|True Stories: Confrontation in the Teacher’s Lounge
Although we should be willing to overlook minor offenses, there are some problems that will only grow worse if they are not dealt with in a straightforward way. Janet learned this lesson when friction between her and Larry, a fellow teacher, got out of hand.Larry seemed to irritate almost every person in the school. He continually made fun of other people, often in embarrassing ways. He was quick to criticize others, but was easily offended when someone found fault with him. For some reason, he seemed to pick more on Janet than on anyone else. Whenever she walked into the teachers’ lounge, Larry would look up and immediately say something sarcastic to or about her, so Janet found herself avoiding the lounge whenever she thought he might be there.
Janet, who had been a Christian for several years, was especially troubled by the fact that Larry openly claimed to be a Christian. She was particularly distressed by the effect Larry’s behavior was having on Carol, a teacher to whom Janet had been witnessing for over a year. The more Carol was repelled by Larry’s behavior, the less open she was to Christianity. “If that’s what it means to be a Christian, no thanks,” she said to another teacher one day. “The people I meet at the bar are more decent than he is!”
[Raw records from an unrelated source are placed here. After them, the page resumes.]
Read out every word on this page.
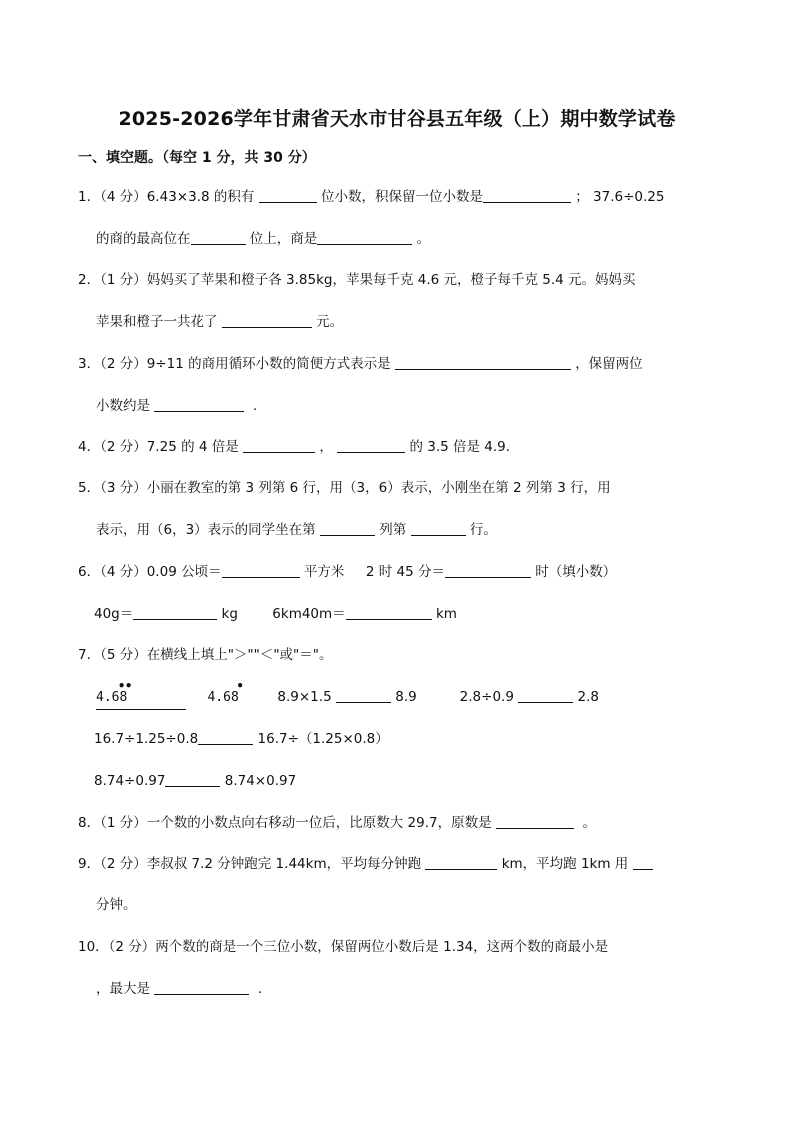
2025-2026学年甘肃省天水市甘谷县五年级（上）期中数学试卷
一、填空题。（每空 1 分，共 30 分）
1．（4 分）6.43×3.8 的积有	位小数，积保留一位小数是	； 37.6÷0.25
的商的最高位在	位上，商是	。
2．（1 分）妈妈买了苹果和橙子各 3.85kg，苹果每千克 4.6 元，橙子每千克 5.4 元。妈妈买
苹果和橙子一共花了	元。
3．（2 分）9÷11 的商用循环小数的简便方式表示是	，保留两位
小数约是	.
4．（2 分）7.25 的 4 倍是	，	的 3.5 倍是 4.9．
5．（3 分）小丽在教室的第 3 列第 6 行，用（3，6）表示，小刚坐在第 2 列第 3 行，用
表示，用（6，3）表示的同学坐在第	列第	行。
6．（4 分）0.09 公顷＝	平方米 2 时 45 分＝	时（填小数）
40g＝	kg	6km40m＝	km
7．（5 分）在横线上填上"＞""＜"或"＝"。
• •
4.68
•
4.68	8.9×1.5	8.9	2.8÷0.9	2.8
16.7÷1.25÷0.8	16.7÷（1.25×0.8）
8.74÷0.97	8.74×0.97
8．（1 分）一个数的小数点向右移动一位后，比原数大 29.7，原数是	。
9．（2 分）李叔叔 7.2 分钟跑完 1.44km，平均每分钟跑	km，平均跑 1km 用
分钟。
10．（2 分）两个数的商是一个三位小数，保留两位小数后是 1.34，这两个数的商最小是
，最大是	.
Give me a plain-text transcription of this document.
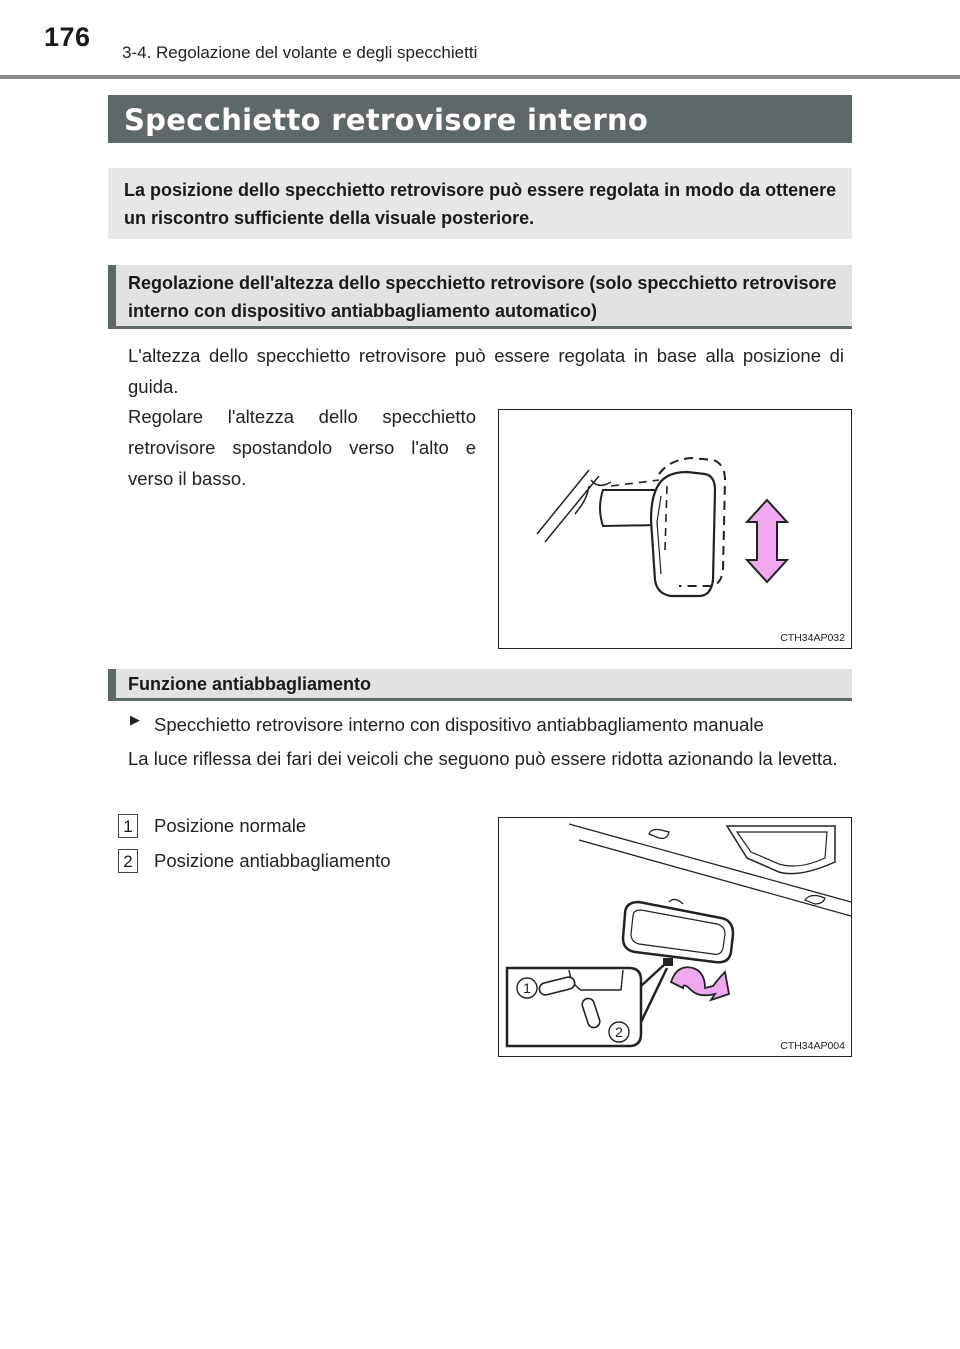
176
3-4. Regolazione del volante e degli specchietti
Specchietto retrovisore interno
La posizione dello specchietto retrovisore può essere regolata in modo da ottenere un riscontro sufficiente della visuale posteriore.
Regolazione dell'altezza dello specchietto retrovisore (solo specchietto retrovisore interno con dispositivo antiabbagliamento automatico)
L'altezza dello specchietto retrovisore può essere regolata in base alla posizione di guida.
Regolare l'altezza dello specchietto retrovisore spostandolo verso l'alto e verso il basso.
CTH34AP032
Funzione antiabbagliamento
▶ Specchietto retrovisore interno con dispositivo antiabbagliamento manuale
La luce riflessa dei fari dei veicoli che seguono può essere ridotta azionando la levetta.
1 Posizione normale
2 Posizione antiabbagliamento
1
2
CTH34AP004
Janet had already confronted Larry several times about his conduct. Unfortunately, since she always did it without thinking, usually after he had just offended her, her words were usually angry and sarcastic. This only made Larry defensive and always led to an argument, after which they would both walk away fuming.
Finally realizing the damage that was being done by their open conflict, Janet asked a friend for advice on how to deal with the problem. After discussing ways that she could please and honor the Lord through this situation, they considered where she had been at fault. Then they carefully planned how she could talk with Larry in a more constructive manner. They prayed that the Lord would give both Janet and Larry grace to resolve their differences in a way that would show the reality of Christ in their lives.
The next morning, Janet arrived at school early enough to talk with Larry before any of his students arrived. After telling him that she was concerned about the argument they had had earlier that week, she asked if he would have some time later that day to talk. With some hesitancy, he agreed to meet her in a spare office at 3:30.
When they met later in the office, Larry was obviously nervous and defensive. Janet put him at ease by explaining what she hoped to accomplish through their meeting. She also admitted that she had behaved poorly and asked his forgiveness for losing her temper and saying hurtful things to him. He said, “That’s okay. I know I can be sort of abrasive at times.”
Instead of settling for this superficial repentance, Janet graciously went on to tell Larry how his conduct was affecting her, other people, and their Christian witness. Larry became defensive again and tried to excuse his behavior. Having already planned how to respond to that tactic, Janet was prepared to give him specific examples of sinful words he had said. She also appealed to him with regard to his Christian witness. Instead of getting angry or harsh, she kept her voice under control and continued to express her concern for Larry and her desire to do what would please and honor the Lord. While they talked, she continued to pray silently that God would help Larry to see the truth about himself.
After forty-five minutes of tense conversation, Larry began to soften. He admitted that his behavior was sinful and agreed that he needed to change. He went on to tell Janet that he had always had trouble getting along with people and that being sarcastic was his way of getting attention. Janet responded with understanding and shared some similar struggles in her own life. They then discussed several ways that they could help each other to overcome some of their harmful habit patterns. They also agreed to meet once a week for five minutes of prayer before school and decided to ask another Christian teacher to join them.
Finally, after recognizing how his behavior had affected Carol, Larry decided that he needed to go to her and ask for forgiveness. When he did so later that day, Carol was astonished. Her wonder increased over the following weeks when she saw how much better Larry and Janet were getting along. As of this writing, Carol has not yet become a Christian, but her interest in talking about Christ has noticeably increased. Janet’s decision to confront her Christian brother in love not only won him over but also cleared the way for others to learn about the peace that comes through Christ.